La seconde interrogation tient au rôle international du dollar. La Fed est devenue de facto une banque centrale mondiale. Dans les périodes de crise, c’est la liquidité en dollars fournie par la Fed qui stabilise une large partie du système financier international. Une Fed beaucoup plus restrictive et moins interventionniste pourrait accroître fortement la volatilité mondiale.

La troisième repose sur son intention de baisser les taux courts tout en laissant monter les taux longs par le « Quantitative Tightening » qu’il appelle de ses vœux. Est-ce possible ? Quels pourraient en être les effets ? Son cadre conceptuel est que réduire le bilan de la banque centrale réduira l’inflation, ce qui laissera de la marge pour baisser les taux d’intervention. C’est semble être une analyse monétariste dont les soubassements empiriques manquent depuis la fin des années quatre-vingt. En outre, avec le retour de l’inflation post Covid,  puis à nouveau aujourd’hui avec la pression inflationniste due à l’évolution du prix de l’énergie et de certaines matières premières et terres rares, les taux longs ne sont plus à des niveaux qui pouvaient être considérés dans la période précédente comme anormalement bas. Et les principales banques centrales ont initié une normalisation de leur politique de bilan et maintiennent les taux courts loin de zéro.  

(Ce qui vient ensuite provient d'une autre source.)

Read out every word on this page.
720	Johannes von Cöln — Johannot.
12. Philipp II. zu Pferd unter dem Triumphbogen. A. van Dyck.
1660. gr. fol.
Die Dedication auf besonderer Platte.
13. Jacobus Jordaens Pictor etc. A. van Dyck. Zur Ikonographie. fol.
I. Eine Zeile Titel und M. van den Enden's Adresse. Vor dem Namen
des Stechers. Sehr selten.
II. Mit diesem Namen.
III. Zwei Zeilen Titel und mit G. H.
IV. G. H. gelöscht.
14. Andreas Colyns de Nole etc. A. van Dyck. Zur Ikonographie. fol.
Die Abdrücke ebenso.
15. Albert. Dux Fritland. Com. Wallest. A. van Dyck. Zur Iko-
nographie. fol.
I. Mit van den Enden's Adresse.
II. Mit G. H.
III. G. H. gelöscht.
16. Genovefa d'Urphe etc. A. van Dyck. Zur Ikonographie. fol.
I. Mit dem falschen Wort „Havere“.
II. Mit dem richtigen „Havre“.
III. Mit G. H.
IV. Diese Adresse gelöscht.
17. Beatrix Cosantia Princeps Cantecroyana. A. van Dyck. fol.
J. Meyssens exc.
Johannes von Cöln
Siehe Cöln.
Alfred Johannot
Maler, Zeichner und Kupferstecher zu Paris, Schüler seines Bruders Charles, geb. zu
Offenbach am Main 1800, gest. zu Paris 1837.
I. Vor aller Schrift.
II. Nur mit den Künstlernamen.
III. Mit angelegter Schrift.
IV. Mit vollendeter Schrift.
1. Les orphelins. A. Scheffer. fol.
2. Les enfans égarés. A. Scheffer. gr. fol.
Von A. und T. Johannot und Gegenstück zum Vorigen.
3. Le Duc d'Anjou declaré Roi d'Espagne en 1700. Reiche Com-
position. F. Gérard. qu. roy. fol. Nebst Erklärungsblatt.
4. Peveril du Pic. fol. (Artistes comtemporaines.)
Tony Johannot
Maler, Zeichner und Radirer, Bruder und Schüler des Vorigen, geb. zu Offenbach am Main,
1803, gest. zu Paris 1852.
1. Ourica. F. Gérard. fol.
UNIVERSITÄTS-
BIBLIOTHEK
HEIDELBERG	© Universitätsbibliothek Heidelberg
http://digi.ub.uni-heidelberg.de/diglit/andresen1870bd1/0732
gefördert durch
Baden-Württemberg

Ajoutons que l’un des arguments employés par Warsh pour justifier la baisse des taux directeurs, soit les effets désinflationnistes de l’intelligence artificielle, de par l’augmentation attendue des gains de productivité, peut être contre-battu d’un point de vue théorique par l’accroissement du taux naturel d’intérêt dû précisément à l’augmentation des gains de productivité. Il est aussi possible de s’interroger sur le fait que Warsh affichait une attitude plus « faucon » avant la Présidence de Trump qu’aujourd’hui.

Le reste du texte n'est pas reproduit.